Like most of the Western media, Ha'aretz has done a very poor job of covering the events that transpired in Lebanon last week. With Hizbullah having imposed a de facto blackout early on in its coup attempt, few people inside or outside the country were in a position to gain a sense of what was happening on the ground. Hizbullah's own media war has added to the confusion, so that it is not at all clear who won, if anyone. Thus, I was more than a little annoyed by the coverage of Zvi Barel, who seems to have bought the line that Hizbullah scored a major victory:
Sad and tired, wearing shabby clothes and with tears in his eyes, Druze leader Walid Jumblatt stood on the veranda of his luxurious home in Beirut's Clemenceau neighborhood and explained his decision to television viewers. A few hours before the interview, he had called his political rival, Talal Arsalan, and asked him to coordinate with Hezbollah leader Sheikh Hassan Nasrallah the cessation of the fighting in Mount Lebanon, Aley, Chouf and the Maten region, the power centers of the Druze. In return, Jumblatt ordered his people to lay down their arms and hand them over to the Lebanese Army. Within the framework of the well-planned battle Hezbollah is conducting with the aim of changing the balance of power in Lebanon, the Mount Lebanon struggle, involving rival Druze families, might constitute Nasrallah's most important victory.
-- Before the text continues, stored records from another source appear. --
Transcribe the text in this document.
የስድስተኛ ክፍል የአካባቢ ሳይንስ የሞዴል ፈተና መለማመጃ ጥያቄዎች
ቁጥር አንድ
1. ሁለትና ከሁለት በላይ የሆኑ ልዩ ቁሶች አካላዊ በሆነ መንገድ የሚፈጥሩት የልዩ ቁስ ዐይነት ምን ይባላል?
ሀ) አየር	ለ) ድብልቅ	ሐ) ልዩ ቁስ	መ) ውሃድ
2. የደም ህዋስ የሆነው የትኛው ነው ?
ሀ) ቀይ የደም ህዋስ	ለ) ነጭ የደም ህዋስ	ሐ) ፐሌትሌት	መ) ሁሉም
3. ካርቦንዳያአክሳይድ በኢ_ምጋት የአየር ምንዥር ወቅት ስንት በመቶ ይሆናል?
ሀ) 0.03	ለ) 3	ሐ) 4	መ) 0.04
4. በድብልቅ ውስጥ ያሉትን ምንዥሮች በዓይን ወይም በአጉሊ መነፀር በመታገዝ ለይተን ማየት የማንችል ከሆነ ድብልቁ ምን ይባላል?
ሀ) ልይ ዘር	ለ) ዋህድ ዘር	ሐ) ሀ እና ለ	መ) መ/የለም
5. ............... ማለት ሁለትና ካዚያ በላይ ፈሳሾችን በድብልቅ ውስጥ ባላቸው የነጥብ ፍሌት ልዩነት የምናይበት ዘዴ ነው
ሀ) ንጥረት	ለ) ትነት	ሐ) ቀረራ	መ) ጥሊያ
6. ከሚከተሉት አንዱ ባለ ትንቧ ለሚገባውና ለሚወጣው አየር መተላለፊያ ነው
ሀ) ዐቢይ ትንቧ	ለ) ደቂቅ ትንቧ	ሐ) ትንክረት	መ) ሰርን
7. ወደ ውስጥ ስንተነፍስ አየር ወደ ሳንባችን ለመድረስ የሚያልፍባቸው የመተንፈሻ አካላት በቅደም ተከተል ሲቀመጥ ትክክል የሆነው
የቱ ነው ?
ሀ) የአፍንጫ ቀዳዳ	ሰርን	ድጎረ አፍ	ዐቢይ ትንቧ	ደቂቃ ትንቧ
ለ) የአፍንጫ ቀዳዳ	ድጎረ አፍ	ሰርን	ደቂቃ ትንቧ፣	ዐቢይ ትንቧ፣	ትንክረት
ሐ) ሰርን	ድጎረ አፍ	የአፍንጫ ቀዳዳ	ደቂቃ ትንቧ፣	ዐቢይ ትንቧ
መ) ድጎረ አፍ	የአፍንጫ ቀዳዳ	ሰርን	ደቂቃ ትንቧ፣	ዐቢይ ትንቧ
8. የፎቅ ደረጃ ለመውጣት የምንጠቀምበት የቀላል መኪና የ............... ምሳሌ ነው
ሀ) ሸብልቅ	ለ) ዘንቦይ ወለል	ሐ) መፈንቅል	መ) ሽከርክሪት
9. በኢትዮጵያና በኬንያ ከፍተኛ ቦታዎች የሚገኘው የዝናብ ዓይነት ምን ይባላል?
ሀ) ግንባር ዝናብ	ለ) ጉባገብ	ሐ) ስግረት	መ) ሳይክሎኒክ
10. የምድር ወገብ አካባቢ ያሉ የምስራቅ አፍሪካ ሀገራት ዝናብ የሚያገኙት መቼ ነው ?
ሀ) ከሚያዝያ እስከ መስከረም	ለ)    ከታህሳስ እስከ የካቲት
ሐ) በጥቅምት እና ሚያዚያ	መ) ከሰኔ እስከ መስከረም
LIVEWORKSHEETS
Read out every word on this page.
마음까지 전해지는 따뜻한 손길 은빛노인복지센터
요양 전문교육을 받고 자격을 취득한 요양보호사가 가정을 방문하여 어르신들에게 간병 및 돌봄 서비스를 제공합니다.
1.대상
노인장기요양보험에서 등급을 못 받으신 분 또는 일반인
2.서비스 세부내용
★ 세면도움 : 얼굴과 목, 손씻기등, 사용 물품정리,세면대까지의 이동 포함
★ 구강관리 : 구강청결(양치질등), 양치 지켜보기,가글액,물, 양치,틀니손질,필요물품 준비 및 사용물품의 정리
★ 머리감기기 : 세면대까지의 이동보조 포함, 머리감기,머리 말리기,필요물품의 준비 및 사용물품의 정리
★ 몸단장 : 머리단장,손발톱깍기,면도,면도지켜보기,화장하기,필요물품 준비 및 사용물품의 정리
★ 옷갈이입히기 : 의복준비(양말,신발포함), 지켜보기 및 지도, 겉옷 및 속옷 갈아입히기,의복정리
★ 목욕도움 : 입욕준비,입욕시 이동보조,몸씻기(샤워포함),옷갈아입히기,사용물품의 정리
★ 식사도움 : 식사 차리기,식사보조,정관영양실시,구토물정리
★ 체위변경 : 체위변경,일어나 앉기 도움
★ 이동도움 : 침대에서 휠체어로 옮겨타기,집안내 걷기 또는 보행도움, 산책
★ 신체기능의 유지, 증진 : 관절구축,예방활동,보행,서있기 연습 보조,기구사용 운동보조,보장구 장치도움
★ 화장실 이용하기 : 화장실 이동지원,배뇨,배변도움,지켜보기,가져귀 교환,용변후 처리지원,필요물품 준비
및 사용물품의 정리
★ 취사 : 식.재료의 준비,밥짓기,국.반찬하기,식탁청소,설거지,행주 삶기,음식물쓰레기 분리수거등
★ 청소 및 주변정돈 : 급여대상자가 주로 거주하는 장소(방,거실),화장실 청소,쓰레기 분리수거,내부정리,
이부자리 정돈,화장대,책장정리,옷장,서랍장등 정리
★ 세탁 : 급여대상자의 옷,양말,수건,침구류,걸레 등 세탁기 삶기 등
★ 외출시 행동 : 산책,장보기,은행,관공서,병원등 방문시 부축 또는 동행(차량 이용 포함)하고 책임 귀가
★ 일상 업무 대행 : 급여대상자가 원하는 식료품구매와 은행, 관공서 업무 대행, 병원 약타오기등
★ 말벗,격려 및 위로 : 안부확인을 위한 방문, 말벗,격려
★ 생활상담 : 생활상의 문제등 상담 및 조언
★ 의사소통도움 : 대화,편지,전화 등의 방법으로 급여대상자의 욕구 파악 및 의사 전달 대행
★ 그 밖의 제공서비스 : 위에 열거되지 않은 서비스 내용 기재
Contrast this with Tony Badran's (fiery) analysis over at Across the Bay:
Hezbollah had another thing coming. For three days of intensive fighting in the Shouf, and contrary to the lying info ops and disinformation of Hezbollah water carriers like this clueless Hezbollah willful tool (on whose propaganda for Hezbollah I've written in the past and will soon be ripping to shreds once again), not a single village in the Shouf fell to Hezbollah. Not Niha, like that Hezbollah watercarrier MacLeod wrote, not anything.
Quite the contrary. According to the PSP and other local sources, more than three dozen Hezbollah fighters were killed and a number of their vehicles were destroyed. The fact that they had to introduce artillery and vehicles (mounted with heavy machine guns, like so, and recoilless rifles, like so) only showed that they could not make advances into the villages.
Not just that, but Hezbollah's attack has led Talal Arslan's fighters to switch and fight alongside the PSP against Hezbollah, undermining Hezbollah's tiny Druze ally -- which is precisely why Jumblat put him in the forefront from the get go (it was not, as shrill commentators and dishonest flacks read it, a sign of "weakness." It was a shrewed move by a master tactician.).
At the end of the day, the PSP maintained control of the strategic hills of the Barouk to the east and Ras al-Jabal west of Aley, overlooking the Dahiyeh.